La semaine prochaine, je tâcherai de le prendre en photo. Et aussi de savoir où il en est de sa scolarité...

jeudi 12 février 2009

Lectures (3)

De mes lectures, j'ai gardé le meilleur pour la fin : Vers une Eglise sans prêtres, de Martine Sévegrand, se dévore comme un document unique et passionnant - une enquête, menée sur tout le XX° siècle et même davantage, qui établit l'ancienneté et la profondeur de la crise du clergé en France (et sans doute à travers toute la "chrétienté").
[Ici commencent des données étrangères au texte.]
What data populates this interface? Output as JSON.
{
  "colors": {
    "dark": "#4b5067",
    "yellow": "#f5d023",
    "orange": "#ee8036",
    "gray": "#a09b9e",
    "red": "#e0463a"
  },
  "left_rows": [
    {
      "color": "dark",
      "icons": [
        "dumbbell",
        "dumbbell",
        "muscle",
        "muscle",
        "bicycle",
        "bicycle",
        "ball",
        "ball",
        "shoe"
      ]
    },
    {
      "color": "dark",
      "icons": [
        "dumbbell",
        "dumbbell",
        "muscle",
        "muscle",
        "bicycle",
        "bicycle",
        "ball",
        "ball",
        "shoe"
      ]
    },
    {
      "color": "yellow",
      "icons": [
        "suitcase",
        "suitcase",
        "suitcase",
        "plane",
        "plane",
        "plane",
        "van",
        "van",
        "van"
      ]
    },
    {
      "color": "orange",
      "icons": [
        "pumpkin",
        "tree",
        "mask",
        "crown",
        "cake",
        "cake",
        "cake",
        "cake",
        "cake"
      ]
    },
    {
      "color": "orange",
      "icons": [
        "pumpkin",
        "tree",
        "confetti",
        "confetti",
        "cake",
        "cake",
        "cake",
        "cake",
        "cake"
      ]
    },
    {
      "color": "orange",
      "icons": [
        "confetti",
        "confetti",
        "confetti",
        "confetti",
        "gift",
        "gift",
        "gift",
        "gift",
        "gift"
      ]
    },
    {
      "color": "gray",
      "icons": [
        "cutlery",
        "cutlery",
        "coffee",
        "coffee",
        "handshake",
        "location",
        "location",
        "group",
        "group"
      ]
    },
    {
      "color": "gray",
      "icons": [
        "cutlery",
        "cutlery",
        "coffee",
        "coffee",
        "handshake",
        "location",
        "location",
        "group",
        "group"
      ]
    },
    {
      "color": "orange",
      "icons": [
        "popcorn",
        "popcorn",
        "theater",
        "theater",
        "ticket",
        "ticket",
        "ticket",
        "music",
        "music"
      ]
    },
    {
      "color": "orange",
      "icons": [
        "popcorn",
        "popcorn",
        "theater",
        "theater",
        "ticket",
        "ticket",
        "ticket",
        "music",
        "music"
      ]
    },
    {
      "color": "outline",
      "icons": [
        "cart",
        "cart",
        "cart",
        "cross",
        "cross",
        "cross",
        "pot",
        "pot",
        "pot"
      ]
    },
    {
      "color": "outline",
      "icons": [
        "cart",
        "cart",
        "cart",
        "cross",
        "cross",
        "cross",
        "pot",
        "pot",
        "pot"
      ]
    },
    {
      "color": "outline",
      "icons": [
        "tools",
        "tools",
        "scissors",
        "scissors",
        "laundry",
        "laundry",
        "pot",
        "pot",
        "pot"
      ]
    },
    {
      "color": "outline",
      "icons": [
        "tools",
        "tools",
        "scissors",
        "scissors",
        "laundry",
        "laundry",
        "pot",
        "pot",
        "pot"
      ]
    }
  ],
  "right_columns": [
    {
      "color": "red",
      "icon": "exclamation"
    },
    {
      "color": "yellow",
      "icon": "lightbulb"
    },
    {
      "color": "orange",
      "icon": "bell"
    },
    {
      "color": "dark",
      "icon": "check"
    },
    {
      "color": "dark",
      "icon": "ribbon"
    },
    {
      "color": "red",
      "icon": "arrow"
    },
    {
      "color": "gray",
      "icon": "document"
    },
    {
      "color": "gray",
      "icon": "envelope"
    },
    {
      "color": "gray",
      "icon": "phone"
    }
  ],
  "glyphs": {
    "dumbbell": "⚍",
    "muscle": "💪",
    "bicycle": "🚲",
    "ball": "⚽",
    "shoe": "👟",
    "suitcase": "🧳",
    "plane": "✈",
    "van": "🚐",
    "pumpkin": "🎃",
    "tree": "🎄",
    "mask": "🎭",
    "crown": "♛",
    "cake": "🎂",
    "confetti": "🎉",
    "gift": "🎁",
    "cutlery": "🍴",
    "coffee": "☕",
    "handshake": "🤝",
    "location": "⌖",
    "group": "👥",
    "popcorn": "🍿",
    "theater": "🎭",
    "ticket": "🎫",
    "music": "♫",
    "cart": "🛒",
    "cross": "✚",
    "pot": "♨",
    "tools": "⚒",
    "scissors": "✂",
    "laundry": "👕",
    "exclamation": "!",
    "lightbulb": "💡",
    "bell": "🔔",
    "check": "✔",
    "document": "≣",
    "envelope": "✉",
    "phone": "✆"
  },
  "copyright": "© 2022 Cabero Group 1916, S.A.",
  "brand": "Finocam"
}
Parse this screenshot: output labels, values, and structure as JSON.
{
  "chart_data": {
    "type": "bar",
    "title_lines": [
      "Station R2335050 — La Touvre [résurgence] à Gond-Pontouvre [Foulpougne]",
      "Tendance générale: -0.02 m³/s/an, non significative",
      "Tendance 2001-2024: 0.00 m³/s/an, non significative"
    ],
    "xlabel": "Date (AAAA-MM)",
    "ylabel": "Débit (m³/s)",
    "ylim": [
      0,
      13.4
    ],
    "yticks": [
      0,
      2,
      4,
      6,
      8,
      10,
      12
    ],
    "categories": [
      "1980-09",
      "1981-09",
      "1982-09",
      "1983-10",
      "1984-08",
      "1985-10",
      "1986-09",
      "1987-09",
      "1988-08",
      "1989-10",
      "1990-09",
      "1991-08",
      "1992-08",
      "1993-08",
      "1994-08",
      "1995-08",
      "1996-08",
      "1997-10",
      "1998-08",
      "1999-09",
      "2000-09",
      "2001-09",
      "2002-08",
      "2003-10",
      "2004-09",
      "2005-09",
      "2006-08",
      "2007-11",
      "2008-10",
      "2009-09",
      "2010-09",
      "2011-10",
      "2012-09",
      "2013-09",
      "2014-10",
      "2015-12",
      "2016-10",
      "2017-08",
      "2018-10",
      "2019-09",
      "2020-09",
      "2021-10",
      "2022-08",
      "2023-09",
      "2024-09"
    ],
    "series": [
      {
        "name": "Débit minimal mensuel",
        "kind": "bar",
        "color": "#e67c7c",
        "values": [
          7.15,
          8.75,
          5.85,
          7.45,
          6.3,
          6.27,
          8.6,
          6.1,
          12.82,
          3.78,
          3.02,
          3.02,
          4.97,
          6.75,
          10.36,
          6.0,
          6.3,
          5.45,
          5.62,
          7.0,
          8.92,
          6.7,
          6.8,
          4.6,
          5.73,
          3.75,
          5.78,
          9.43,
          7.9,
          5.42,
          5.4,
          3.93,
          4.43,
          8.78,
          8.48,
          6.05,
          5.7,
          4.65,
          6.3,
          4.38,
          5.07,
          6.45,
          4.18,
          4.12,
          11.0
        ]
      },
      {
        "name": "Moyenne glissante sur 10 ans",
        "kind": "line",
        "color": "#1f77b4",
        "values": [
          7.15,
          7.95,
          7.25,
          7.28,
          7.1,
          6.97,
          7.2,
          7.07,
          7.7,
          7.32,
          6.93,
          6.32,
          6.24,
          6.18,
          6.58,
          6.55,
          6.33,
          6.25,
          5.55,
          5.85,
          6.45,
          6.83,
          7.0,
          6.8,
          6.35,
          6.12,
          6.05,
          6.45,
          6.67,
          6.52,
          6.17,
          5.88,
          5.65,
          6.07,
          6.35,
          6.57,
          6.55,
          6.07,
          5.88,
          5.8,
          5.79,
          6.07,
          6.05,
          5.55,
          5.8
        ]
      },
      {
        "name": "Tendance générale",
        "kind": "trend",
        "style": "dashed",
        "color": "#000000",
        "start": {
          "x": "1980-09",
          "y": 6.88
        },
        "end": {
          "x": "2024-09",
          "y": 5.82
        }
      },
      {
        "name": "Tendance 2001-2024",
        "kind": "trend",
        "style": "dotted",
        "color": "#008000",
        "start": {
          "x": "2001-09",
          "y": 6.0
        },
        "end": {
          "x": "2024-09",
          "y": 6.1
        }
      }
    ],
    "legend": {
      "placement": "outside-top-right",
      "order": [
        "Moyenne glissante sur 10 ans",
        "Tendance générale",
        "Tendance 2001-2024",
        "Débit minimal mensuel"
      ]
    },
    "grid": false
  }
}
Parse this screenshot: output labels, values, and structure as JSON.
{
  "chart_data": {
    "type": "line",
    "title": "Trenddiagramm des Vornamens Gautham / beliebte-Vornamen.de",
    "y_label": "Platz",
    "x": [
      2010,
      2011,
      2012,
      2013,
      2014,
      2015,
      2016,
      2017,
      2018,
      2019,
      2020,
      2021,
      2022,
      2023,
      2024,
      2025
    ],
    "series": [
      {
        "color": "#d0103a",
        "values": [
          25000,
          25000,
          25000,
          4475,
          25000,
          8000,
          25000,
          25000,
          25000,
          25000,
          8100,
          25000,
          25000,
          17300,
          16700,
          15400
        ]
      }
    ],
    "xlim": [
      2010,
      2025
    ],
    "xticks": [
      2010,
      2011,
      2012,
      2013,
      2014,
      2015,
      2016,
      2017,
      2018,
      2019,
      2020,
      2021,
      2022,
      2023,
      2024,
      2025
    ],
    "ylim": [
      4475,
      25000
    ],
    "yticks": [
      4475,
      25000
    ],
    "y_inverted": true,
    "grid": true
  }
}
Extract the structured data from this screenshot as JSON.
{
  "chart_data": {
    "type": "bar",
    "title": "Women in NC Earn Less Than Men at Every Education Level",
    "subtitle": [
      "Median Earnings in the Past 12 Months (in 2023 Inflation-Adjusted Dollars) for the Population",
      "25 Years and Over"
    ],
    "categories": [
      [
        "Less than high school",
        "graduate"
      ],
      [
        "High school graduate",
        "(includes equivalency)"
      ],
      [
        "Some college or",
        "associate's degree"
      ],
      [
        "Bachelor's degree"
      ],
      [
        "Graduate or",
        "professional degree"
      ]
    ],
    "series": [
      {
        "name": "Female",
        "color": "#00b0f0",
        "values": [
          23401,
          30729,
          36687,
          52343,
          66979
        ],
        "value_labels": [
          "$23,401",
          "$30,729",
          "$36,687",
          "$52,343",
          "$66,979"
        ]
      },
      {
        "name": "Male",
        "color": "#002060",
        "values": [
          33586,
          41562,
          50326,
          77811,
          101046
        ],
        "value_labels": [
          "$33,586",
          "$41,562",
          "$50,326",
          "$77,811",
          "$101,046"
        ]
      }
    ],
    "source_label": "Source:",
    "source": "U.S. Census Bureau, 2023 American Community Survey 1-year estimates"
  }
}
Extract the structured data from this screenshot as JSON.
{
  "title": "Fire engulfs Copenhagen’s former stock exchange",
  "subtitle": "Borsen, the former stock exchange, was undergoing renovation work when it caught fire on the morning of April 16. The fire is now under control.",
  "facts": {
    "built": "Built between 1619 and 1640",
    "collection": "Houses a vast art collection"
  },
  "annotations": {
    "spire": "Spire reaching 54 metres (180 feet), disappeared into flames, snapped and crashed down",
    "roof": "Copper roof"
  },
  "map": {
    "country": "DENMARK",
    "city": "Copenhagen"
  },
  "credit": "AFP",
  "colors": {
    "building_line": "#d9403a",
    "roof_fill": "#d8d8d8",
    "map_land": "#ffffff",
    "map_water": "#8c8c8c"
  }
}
Mme Sévegrand est une historienne, une vraie, une mordue de la recherche qui a traqué dans d'obscures archives diocésaines tout ce qui pouvait permettre de reconstituer l'histoire de la lente mais irrésistible baisse des effectifs du clergé diocésain depuis cent ans, exhumant des données inconnues (cent prêtres français quittent le ministère chaque année), se risquant à donner des éléments de compréhension, sinon d'explication, du phénomène, et même une projection pour l'avenir (en 2020, au train où ça va, il n'y aura plus en France que 9000 prêtres diocésains... de moins de 80 ans).

Le plus intéressant, pour les Côte d'Oriens, est la seconde partie de l'ouvrage, qui est consacrée au diocèse de Dijon dans les années 60 et 70. Un diocèse moyen, frappé de plein fouet par la crise. De ce travail, on retient l'extraordinaire ébullition qui a saisi les prêtres bourguignons dans ces années-là : réflexion sur l'évangélisation, sur la place des prêtres (plus que de l'Eglise elle-même) dans le monde, sur les relations hiérarchiques au sein du clergé, sur la vie des prêtres... Et moi, je retiens la place qu'y ont tenu tous ces prêtres qui m'ont marqué et me marquent encore (Pierre, Jean, Denis, Guy, allez je ne les cite pas tous), dans la diversité de leurs prises de position mais la fidélité à leurs engagements.

Intéressant aussi est le début d'explication donné : quelque chose qui tourne autour du décalage, puis du fossé, qui s'instaure entre l'Eglise et la société. Ce n'est qu'un commencement, mais c'est justement cette humilité devant les faits qui rend la démarche de Martine Sévegrand pertinente et incontestable. Un petit regret, pour finir : il serait intéressant de mener la même recherche sur les communautés chrétiennes, sans la limiter aux prêtres.